Говоря о добродушно снисходительном отношении Довлатова к своим персонажам, нельзя не вспомнить о колоритнейшем из них — незабвенном Михаиле Ивановиче из «Заповедника». Тот самый, помните, который на вопрос, что привлекло его когда-то в его будущей жене, ответил незабываемой «нисходящей» метафорой: «А спала аккуратно. Тихо, как гусеница».
«Итак, я поселился у Михал Иваныча. Пил он беспрерывно. До изумления, паралича и бреда. Причем бредил он исключительно матом. А матерился с тем же чувством, с каким пожилые интеллигентные люди вполголоса напевают. То есть для себя, без расчета на одобрение или протест. Трезвым я его видел дважды. В эти парадоксальные дни Михал Иваныч запускал одновременно радио и телевизор. Ложился в брюках, доставал коробку из-под торта «Сказка». И начинал читать открытки, полученные за всю жизнь. Читал и комментировал: «…Здравствуй, папа крестный!.. Ну, здравствуй, здравствуй, выблядок овечий!.. Желаю тебе успехов в работе… Успехов желает, едри твою мать… Остаюсь вечно твой Радик… Вечно твой, вечно твой… Да на хрен ты мне сдался?..»
Кто еще мог с такой нескрываемой симпатией живописать этого пребывающего в стадии полураспада пропойцу и злостного неплательщика алиментов, чьи бредовые алкогольные откровения надо разгадывать как закодированные противником шифровки?
«Это был широкоплечий, статный человек. Даже рваная, грязная одежда не могла его по-настоящему изуродовать. Бурое лицо, худые мощные ключицы под распахнутой сорочкой, упругий, четкий шаг… Я невольно им любовался».
Или так беспощадно точно, с немного брезгливым, но жалостливым сочувствием к ее женской и человеческой заурядности, набросать портрет Лиды Агаповой, до идиотизма наивной журналистки из «Компромисса»:
«Резиновые импортные боты. Тяжелая коричневая юбка не подчеркивает шага. Синтетическая курточка на молнии — шуршит. Кепка с голубым верхом — форменная — таллиннского политехника. Лицо решительное, вечно озябшее. Никаких следов косметики. Отсутствующий зуб на краю улыбки. Удивляются только глаза, брови неподвижны, как ленточка финиша…».

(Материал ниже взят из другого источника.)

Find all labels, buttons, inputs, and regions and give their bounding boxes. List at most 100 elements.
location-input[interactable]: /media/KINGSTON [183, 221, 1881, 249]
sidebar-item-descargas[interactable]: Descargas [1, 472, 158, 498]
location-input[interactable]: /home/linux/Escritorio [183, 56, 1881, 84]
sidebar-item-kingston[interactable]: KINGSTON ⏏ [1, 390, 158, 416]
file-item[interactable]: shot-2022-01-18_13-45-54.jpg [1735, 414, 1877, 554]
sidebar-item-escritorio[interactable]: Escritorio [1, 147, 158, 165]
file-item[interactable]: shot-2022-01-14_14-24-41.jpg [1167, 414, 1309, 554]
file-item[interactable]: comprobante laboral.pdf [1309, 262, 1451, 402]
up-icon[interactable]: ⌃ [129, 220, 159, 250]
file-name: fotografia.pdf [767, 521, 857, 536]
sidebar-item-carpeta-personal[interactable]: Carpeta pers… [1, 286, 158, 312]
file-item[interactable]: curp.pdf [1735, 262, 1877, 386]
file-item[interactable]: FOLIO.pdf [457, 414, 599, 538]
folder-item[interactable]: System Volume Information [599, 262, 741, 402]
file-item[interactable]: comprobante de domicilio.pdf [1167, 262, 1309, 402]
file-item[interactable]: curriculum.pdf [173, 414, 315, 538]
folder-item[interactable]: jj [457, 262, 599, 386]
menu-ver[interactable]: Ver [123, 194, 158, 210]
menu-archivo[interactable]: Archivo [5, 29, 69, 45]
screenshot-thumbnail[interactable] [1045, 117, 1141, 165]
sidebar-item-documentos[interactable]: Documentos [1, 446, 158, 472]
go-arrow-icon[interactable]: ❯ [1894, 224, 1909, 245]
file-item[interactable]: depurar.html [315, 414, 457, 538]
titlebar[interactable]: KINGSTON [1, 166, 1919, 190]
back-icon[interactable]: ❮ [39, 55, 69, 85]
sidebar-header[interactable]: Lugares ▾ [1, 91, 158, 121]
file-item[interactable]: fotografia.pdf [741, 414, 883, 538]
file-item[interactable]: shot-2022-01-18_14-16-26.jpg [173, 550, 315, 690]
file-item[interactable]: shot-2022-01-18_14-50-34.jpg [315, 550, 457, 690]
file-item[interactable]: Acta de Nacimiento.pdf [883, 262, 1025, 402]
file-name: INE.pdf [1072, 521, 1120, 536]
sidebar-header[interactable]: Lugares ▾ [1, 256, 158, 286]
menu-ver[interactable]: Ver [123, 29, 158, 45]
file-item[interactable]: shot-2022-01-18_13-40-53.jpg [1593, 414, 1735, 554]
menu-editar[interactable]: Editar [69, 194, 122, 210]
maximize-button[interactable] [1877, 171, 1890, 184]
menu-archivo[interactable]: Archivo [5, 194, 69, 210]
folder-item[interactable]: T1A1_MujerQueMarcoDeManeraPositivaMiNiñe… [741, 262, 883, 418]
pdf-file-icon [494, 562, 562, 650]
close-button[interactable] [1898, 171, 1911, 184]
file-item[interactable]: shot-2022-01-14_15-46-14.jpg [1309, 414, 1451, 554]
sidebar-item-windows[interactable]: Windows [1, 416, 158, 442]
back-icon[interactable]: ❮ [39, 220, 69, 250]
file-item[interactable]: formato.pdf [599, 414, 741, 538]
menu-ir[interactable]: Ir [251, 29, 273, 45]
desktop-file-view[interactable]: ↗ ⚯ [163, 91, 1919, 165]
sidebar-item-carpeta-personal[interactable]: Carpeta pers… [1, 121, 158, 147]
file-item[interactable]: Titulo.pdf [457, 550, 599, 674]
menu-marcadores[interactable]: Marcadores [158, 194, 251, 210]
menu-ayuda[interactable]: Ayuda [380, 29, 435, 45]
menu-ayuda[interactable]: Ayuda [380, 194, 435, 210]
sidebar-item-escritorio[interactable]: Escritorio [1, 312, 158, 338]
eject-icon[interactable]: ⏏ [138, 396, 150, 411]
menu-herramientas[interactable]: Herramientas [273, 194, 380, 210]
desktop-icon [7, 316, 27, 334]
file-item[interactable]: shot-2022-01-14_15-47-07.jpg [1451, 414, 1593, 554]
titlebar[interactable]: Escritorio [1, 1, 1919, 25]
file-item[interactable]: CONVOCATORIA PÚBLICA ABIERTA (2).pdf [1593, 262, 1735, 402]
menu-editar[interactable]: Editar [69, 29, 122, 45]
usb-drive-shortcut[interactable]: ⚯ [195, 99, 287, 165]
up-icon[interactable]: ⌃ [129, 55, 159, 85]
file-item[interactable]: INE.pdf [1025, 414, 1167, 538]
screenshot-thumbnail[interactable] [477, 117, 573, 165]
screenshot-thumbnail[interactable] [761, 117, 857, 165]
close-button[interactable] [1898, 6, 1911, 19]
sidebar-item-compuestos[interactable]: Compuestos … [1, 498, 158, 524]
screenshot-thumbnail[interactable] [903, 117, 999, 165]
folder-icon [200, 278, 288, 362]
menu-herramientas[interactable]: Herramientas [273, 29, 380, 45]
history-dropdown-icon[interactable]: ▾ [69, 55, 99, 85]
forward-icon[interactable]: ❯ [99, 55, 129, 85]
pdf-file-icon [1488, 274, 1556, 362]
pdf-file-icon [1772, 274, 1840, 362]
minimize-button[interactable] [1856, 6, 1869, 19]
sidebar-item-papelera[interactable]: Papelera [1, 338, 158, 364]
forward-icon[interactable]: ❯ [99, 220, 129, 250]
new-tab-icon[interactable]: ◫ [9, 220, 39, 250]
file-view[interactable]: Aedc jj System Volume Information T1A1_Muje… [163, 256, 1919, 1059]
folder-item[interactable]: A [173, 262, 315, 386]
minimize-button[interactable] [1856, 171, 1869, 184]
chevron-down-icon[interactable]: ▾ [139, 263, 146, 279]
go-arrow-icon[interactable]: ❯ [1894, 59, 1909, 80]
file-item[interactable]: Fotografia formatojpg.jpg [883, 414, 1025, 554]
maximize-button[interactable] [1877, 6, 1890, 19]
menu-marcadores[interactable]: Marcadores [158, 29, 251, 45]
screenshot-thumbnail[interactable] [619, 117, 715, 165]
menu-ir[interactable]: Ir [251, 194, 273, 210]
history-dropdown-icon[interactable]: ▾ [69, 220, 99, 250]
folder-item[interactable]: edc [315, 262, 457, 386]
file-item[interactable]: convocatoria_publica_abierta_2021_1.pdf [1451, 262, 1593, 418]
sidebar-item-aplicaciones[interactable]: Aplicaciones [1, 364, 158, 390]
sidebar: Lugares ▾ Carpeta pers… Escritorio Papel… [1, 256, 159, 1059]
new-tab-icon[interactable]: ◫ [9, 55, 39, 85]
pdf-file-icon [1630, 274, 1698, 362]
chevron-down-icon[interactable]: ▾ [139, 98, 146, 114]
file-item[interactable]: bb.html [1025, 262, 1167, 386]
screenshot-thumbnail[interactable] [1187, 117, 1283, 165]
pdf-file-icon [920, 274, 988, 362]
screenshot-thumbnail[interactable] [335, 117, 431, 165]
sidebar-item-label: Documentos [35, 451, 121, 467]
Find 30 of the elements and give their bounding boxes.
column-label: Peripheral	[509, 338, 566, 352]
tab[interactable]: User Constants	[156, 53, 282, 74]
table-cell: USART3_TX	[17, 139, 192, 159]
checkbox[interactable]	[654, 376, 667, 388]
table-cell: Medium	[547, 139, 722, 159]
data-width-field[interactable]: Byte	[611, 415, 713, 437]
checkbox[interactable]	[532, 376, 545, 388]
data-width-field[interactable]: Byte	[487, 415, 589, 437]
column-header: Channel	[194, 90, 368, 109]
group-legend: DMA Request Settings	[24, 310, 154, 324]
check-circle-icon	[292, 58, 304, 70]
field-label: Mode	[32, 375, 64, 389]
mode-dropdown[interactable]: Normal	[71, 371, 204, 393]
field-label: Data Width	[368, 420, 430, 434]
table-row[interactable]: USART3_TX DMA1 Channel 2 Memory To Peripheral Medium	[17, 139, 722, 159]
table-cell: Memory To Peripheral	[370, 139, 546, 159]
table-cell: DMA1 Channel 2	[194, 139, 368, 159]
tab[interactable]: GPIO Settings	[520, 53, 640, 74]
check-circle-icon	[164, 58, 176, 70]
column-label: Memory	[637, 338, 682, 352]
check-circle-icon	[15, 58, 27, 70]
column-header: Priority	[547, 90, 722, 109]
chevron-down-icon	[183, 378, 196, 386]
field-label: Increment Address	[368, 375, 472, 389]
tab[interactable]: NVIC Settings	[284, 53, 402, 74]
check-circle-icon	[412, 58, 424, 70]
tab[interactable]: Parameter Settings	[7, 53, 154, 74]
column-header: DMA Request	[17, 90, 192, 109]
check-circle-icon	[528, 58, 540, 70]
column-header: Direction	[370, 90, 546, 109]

Автор способен оживить эту нелепую женщину в импортных ботах, с юношески неутомимым пылом ищущей встреч с «интересными людьми», не только физически. Он необычайно проницательно читает ее мысли. Великолепно имитируя жалкое убожество ее внутреннего монолога, он без усилий видит не своими, а Лидиными глазами, как одеты молодые женщины на улице: «Вон как хорошо девчонки молодые одеваются. Пальтишко бросовое, а не наше. Вместо пуговиц какие-то еловые шишки. А ведь смотрится. Или эта, в спецодежде. Васильки на заднице. Походка гордая, как у Лоллобриджиды. А летом как-то раз босую видела. Не пьяную, сознательно босую. В центре города. Идет, фигурирует. Так и у меня, казалось бы, все импортное, народной демократии. А вида нету. И где они берут? С иностранцами гуляют? Позор! А смотрится».
Рассказы и повести Довлатова порождают «эффект присутствия» — иными словами, они «заразительны». Текст, как бы раскручивает себя сам, все больше «захватывая» читателя, причем, без каких-либо видимых усилий со стороны автора. И это, невзирая на то, что проза Довлатова интимно и пронзительно авторская, и, даже, в какой-то степени, исповедальная. Есть у Довлатова-прозаика еще одна особенность, которая — безошибочный признак настоящей литературы. Герои, включая самого автора-рассказчика, говорят тем языком, который обусловлен их социальным, культурным и географическим статусом. (Хорошим примером тут могут послужить монологи Михаила Ивановича и Лиды). А, значит, на уровне словаря, привычных оборотов речи, манеры шутить и даже материться, героев этих нельзя перепутать ни в одной сцене, где они «подают голос». Любой пишущий знает, что достичь достоверности в передаче прямой речи героев — это, с литературной точки зрения, самое трудное, а в смысле почти неизбежной фальши, еще и самое рисковое дело. Так вот, Довлатов, и в самых пустяшных своих вещицах, языковой фальши в диалогах не допускает. И это при том, что проза у него — откровенно диалогичная.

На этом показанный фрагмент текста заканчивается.